Połamałeś obudowę w swoim nośniku USB? A ten dalej działa bez zarzutu? W tym wpisie pokażę metodę jak stworzyć nową, absolutnie unikalną obudowę do pendriva!
Na początek tradycyjnie lista niezbędnych zabawek:
- pendrive bez obudowy
- kawałek patyka
- wiertarka precyzyjna
- imadło
- klej na gorąco/silikon/klej dwuskładnikowy
- ołówek lub cokolwiek innego do rysowania
- suwmiarka z głębokościomierzem
- porządne wiertła o rozmiarach 2-4mm, naprawdę porządne
- papier ścierny o gradacji 800 i 1500-2000
- piła do drewna lub wyrzynarka
Na sam początek kilka uwag o wyborze drewna.
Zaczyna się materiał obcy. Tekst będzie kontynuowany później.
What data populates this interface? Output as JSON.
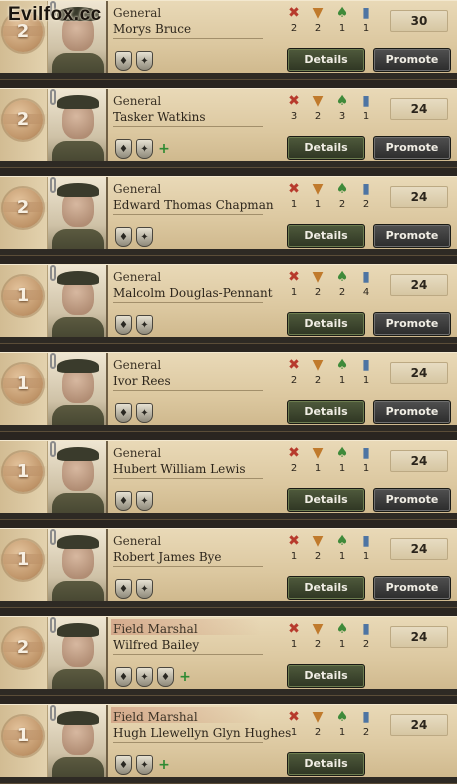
{
  "watermark": "Evilfox.cc",
  "stat_icons": {
    "attack": "crossed-swords-icon",
    "defense": "shield-icon",
    "planning": "planning-icon",
    "logistics": "logistics-icon"
  },
  "buttons": {
    "details_label": "Details",
    "promote_label": "Promote"
  },
  "colors": {
    "card_parchment": "#dcc8a0",
    "details_button": "#3f4a2f",
    "promote_button": "#3c3c3c",
    "attack_red": "#b73a2c",
    "defense_orange": "#c07a2c",
    "planning_green": "#3f8a3a",
    "logistics_blue": "#4d74a3"
  },
  "generals": [
    {
      "rank_number": "2",
      "rank": "General",
      "name": "Morys Bruce",
      "stats": {
        "attack": "2",
        "defense": "2",
        "planning": "1",
        "logistics": "1"
      },
      "skill": "30",
      "traits": [
        "t1",
        "t2"
      ],
      "can_promote": true,
      "field_marshal": false
    },
    {
      "rank_number": "2",
      "rank": "General",
      "name": "Tasker Watkins",
      "stats": {
        "attack": "3",
        "defense": "2",
        "planning": "3",
        "logistics": "1"
      },
      "skill": "24",
      "traits": [
        "t1",
        "t2",
        "add"
      ],
      "can_promote": true,
      "field_marshal": false
    },
    {
      "rank_number": "2",
      "rank": "General",
      "name": "Edward Thomas Chapman",
      "stats": {
        "attack": "1",
        "defense": "1",
        "planning": "2",
        "logistics": "2"
      },
      "skill": "24",
      "traits": [
        "t1",
        "t2"
      ],
      "can_promote": true,
      "field_marshal": false
    },
    {
      "rank_number": "1",
      "rank": "General",
      "name": "Malcolm Douglas-Pennant",
      "stats": {
        "attack": "1",
        "defense": "2",
        "planning": "2",
        "logistics": "4"
      },
      "skill": "24",
      "traits": [
        "t1",
        "t2"
      ],
      "can_promote": true,
      "field_marshal": false
    },
    {
      "rank_number": "1",
      "rank": "General",
      "name": "Ivor Rees",
      "stats": {
        "attack": "2",
        "defense": "2",
        "planning": "1",
        "logistics": "1"
      },
      "skill": "24",
      "traits": [
        "t1",
        "t2"
      ],
      "can_promote": true,
      "field_marshal": false
    },
    {
      "rank_number": "1",
      "rank": "General",
      "name": "Hubert William Lewis",
      "stats": {
        "attack": "2",
        "defense": "1",
        "planning": "1",
        "logistics": "1"
      },
      "skill": "24",
      "traits": [
        "t1",
        "t2"
      ],
      "can_promote": true,
      "field_marshal": false
    },
    {
      "rank_number": "1",
      "rank": "General",
      "name": "Robert James Bye",
      "stats": {
        "attack": "1",
        "defense": "2",
        "planning": "1",
        "logistics": "1"
      },
      "skill": "24",
      "traits": [
        "t1",
        "t2"
      ],
      "can_promote": true,
      "field_marshal": false
    },
    {
      "rank_number": "2",
      "rank": "Field Marshal",
      "name": "Wilfred Bailey",
      "stats": {
        "attack": "1",
        "defense": "2",
        "planning": "1",
        "logistics": "2"
      },
      "skill": "24",
      "traits": [
        "t1",
        "t2",
        "t3",
        "add"
      ],
      "can_promote": false,
      "field_marshal": true
    },
    {
      "rank_number": "1",
      "rank": "Field Marshal",
      "name": "Hugh Llewellyn Glyn Hughes",
      "stats": {
        "attack": "1",
        "defense": "2",
        "planning": "1",
        "logistics": "2"
      },
      "skill": "24",
      "traits": [
        "t1",
        "t2",
        "add"
      ],
      "can_promote": false,
      "field_marshal": true
    }
  ]
}
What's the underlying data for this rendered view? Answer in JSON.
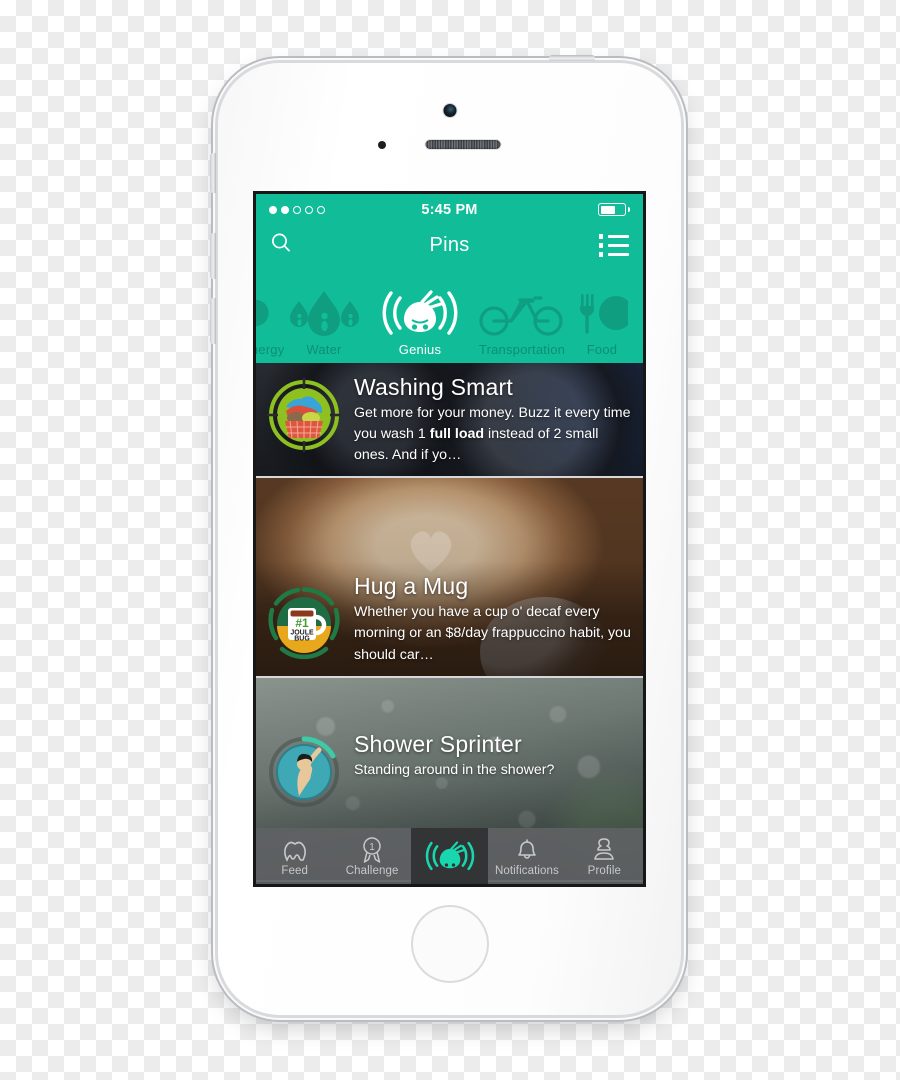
{
  "device": {
    "name": "iphone-5s-silver",
    "home_button": "home-button",
    "camera": "front-camera",
    "speaker": "earpiece-speaker"
  },
  "status_bar": {
    "signal_dots_total": 5,
    "signal_dots_filled": 2,
    "time": "5:45 PM",
    "battery_percent": 62
  },
  "nav_bar": {
    "search_icon": "search-icon",
    "title": "Pins",
    "list_icon": "list-view-icon"
  },
  "categories": {
    "items": [
      {
        "label": "Energy",
        "icon": "energy-icon",
        "active": false,
        "partial": true
      },
      {
        "label": "Water",
        "icon": "water-drop-icon",
        "active": false,
        "partial": false
      },
      {
        "label": "Genius",
        "icon": "genius-bug-icon",
        "active": true,
        "partial": false
      },
      {
        "label": "Transportation",
        "icon": "bicycle-icon",
        "active": false,
        "partial": false
      },
      {
        "label": "Food",
        "icon": "fork-knife-icon",
        "active": false,
        "partial": true
      }
    ]
  },
  "cards": [
    {
      "id": "washing-smart",
      "title": "Washing Smart",
      "desc_pre": "Get more for your money. Buzz it every time you wash 1 ",
      "desc_bold": "full load",
      "desc_post": " instead of 2 small ones. And if yo…",
      "badge": "laundry-basket-badge",
      "background": "laundromat-photo"
    },
    {
      "id": "hug-a-mug",
      "title": "Hug a Mug",
      "desc_pre": "Whether you have a cup o' decaf every morning or an $8/day frappuccino habit, you should car…",
      "desc_bold": "",
      "desc_post": "",
      "badge": "joule-bug-mug-badge",
      "badge_text_top": "#1",
      "badge_text_mid": "JOULE",
      "badge_text_bot": "BUG",
      "background": "latte-photo"
    },
    {
      "id": "shower-sprinter",
      "title": "Shower Sprinter",
      "desc_pre": "Standing around in the shower?",
      "desc_bold": "",
      "desc_post": "",
      "badge": "shower-person-badge",
      "background": "water-droplets-photo"
    }
  ],
  "tab_bar": {
    "items": [
      {
        "label": "Feed",
        "icon": "cloud-feed-icon",
        "active": false,
        "badge": ""
      },
      {
        "label": "Challenge",
        "icon": "ribbon-award-icon",
        "active": false,
        "badge": "1"
      },
      {
        "label": "",
        "icon": "genius-bug-icon",
        "active": true,
        "badge": ""
      },
      {
        "label": "Notifications",
        "icon": "bell-icon",
        "active": false,
        "badge": ""
      },
      {
        "label": "Profile",
        "icon": "person-profile-icon",
        "active": false,
        "badge": ""
      }
    ]
  },
  "colors": {
    "brand_teal": "#11bd99",
    "brand_teal_dark": "#0f9e80",
    "accent_green": "#18d6ad",
    "tab_bar": "#606264",
    "tab_active": "#303234"
  }
}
Najlepsze będzie drzewo liściaste. Patyk nie może zbyt długo sezonować. Ja stosując sosnę, która przeleżała kilka lat połamałem dwa wiertła, skalpel i uszkodziłem sobie palce. Więc zaczynam projekt od nowa z kawałkiem pięknej starej jabłoni.
Naszą przygodę rozpoczynamy od przycięcia patyka na odpowiednią długość. Zalecam przyciąć co najmniej 3 cm więcej niż ma płytka. Zawsze potem można go skrócić według uznania. Staramy się by krawędź, którą będziemy rozwiercać była w miarę gładka i prosta. Tak więc papier ścierny przyda się na pewno.
Dobrym pomysłem jest dokładne zmierzenie płytki naszego nośnika, kluczowa jest jego długość bo to od niej zależy jak głęboko trzeba będzie wiercić.
Kolejny krok to wiercenie. Na początek po środku przekroju robimy otwór małym wiertłem. Uważamy by przyłożyć wiertarkę prostopadle do drewna, inaczej ekspresowo połamiemy wiertło, a jego wyjmowanie to prawdziwa gehenna. Gdy mamy otwór środkowy, wykonujemy 2 kolejne w jednej linii. Następnie większym wiertłem stopniowo powiększamy otwory by docelowo uzyskać szczelinę o takich wymiarach, by zmieściła się w niej płytka. Nie przejmujcie się jeżeli będzie ona nierówna lub płytka będzie do niej wchodzić zbyt luźno, najważniejsze by linia była mniej więcej prosta. Przy całej operacji wspomagamy się pilnikami, dłutami, nożykami modelarskimi, co kto ma pod ręką, grunt by nie połamać (zbyt wielu) narzędzi.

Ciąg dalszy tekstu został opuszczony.